In the course of the festival, there are usually additional events, such as:
- Medieval Arts and Professions special Fair: a fair where medieval professions and skills are shown by local artisans and artists, who wear medieval clothing for the occasion.
- Photographic Contest for Amateurs: a contest on a different topic for each edition of the Palio.

== Districts ==
The districts involved in the Palio are eight:
- Contrada Larga: it encloses Via Belenzani, Via delle Orne, Galleria Tirrena and Piazza Duomo. Originally, it was characterised by many towers and small forts. When these were removed, it acquired the present name (in English: Large District) to denote the new look: it was not narrow anymore, but rather wide.
- Contrada San Benedetto: it encloses Via Oss Mazurana, Piazza Pasi, Piazza C. Battisti, Via Diaz, Passaggio San Benedetto and Via Malpaga. Its name refers to the now disappeared Church of San Benedetto and it was given in the 13th Century.
- Contrada degli Orevesi: it encloses Via S. Pietro, Piazzetta Anfiteatro and Vicolo degli Orbi. In the past this was a district in which the majority of the shops were owned by orevesi (in English: goldsmiths). It was also known as the District of S. Pietro, due to the Church of San Pietro.
- Contrada del Macello Vecchio: it encloses Via Mantova, Largo Carducci, Via del Simonino and Via Galileo Galilei. It is called District of the Old Slaughterhouse because in Largo Carducci, (also known as Piazza del Macello), the slaughter was carried out and the nearby shops were mostly owned by butchers.
- Contrada Todesca: it encloses Via del Suffragio, Via San Marco and Piazza della Mostra.
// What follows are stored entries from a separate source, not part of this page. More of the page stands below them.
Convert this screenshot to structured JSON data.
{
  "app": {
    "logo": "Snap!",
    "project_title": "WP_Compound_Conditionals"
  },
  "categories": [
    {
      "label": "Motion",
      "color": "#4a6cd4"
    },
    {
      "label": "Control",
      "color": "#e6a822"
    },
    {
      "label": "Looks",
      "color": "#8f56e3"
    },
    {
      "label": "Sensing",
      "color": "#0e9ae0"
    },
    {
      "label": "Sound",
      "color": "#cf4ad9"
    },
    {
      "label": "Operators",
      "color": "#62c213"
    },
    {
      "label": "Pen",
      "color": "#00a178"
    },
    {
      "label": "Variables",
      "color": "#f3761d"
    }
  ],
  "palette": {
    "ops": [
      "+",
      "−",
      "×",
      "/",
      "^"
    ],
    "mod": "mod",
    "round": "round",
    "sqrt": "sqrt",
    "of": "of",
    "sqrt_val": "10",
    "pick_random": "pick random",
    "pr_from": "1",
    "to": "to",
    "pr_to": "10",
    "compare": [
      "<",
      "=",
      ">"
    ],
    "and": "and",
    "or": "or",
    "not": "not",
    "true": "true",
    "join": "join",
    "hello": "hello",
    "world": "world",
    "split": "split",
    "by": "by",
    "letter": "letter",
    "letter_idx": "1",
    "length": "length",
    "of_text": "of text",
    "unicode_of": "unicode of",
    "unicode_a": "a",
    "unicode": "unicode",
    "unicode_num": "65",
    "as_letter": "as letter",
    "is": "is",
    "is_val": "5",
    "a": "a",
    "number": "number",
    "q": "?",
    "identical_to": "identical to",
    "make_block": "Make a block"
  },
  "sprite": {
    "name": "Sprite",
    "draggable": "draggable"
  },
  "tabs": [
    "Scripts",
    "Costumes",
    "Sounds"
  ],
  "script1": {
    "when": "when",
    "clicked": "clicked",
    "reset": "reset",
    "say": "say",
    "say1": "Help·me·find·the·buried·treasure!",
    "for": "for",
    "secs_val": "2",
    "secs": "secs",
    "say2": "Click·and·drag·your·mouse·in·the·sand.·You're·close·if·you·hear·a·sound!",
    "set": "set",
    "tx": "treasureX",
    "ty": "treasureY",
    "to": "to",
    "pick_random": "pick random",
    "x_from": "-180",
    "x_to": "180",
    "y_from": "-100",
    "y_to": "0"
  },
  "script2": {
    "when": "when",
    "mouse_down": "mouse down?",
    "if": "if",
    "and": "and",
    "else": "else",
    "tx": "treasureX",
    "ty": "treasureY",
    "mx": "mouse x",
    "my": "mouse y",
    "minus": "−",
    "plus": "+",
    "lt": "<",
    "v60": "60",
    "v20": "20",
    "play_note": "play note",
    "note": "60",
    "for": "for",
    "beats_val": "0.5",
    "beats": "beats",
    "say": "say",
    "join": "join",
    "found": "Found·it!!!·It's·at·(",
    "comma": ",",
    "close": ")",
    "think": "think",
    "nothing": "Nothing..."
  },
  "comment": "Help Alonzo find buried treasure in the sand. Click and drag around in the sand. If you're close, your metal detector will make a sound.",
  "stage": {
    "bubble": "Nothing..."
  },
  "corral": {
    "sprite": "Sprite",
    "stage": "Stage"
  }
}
Its name, German District, is due to the fact that this part of the city was occupied by German people.
- Contrada Santa Maria Maddalena: it encloses Via S. M. Maddalena, Via Livio Marchetti, Via Dietro Le Mura B, Via F. Ferruccio, Vicolo S. Maria Maddalena. Its name refers to the now disappeared Church of Santa Maria Maddalena.
- Contrada Santa Maria: it encloses Via Cavour, Piazza S. M. Maggiore, Via Prepositura, Via delle Orfane, Via Torre Vanga, Via Zanella, Piazza Lainez and Via Pozzo. This district was also called District of the Orphans due to the presence of an Orphanage, which was at first dedicated to both males and females. Later on, though, it was for female orphans exclusively.
- Borgo Antico San Martino: it encloses Via S. Martino, Via Torre d'Augusto, Largo N. Sauro, Via Malvasia, Via Manzoni and Piazza R. Sanzio. It takes its name from the Church of San Martino.

== Editions ==
In total, the Palio has been celebrated fifteen times, from 2000 to 2015. The fifteen editions are shown in the table below:

| Edition | Date | Winning District |
|---|---|---|
| 1 | September 9–10, 2000 | Santa Maria |
| 2 | September 8–9, 2001 | Santa Maria |
| 3 | September 7–8, 2002 | San Benedetto |
| 4 | September 12-13-14, 2003 | San Benedetto |
| 5 | September 10-11-12, 2004 | San Benedetto |
| 6 | September 8-9-10, 2006 | Antico Borgo di S. Martino |
| 7 | September 7-8-9, 2007 | San Benedetto |
| 8 | September 12-13-14, 2008 | Macello Vecchio |
| 9 | September 11-12-13, 2009 | Larga |
| 10 | September 10-11-12, 2010 | San Benedetto |
| 11 | September 9-10-11, 2011 | San Benedetto |
| 12 | September 7-8-9, 2012 | San Benedetto |
| 13 | September 6-7-8, 2013 | San Benedetto |
| 14 | September 5-6-7, 2014 | Santa Maria |
| 15 | September 4-5-6, 2015 | Larga |

In September 2016 the festival did not occur due mainly to insufficient private sponsors. The next edition is expected for September 1-2-3, 2017.

== Organising Association ==
The Palio of Districts of Trento is organised and promoted by the association Associazione Culturale Amici Città in collaboration with Comune di Trento, A. P. T di Trento, Autonomous Province of Trento and Autonomous Region Trentino-Alto Adige/Südtirol.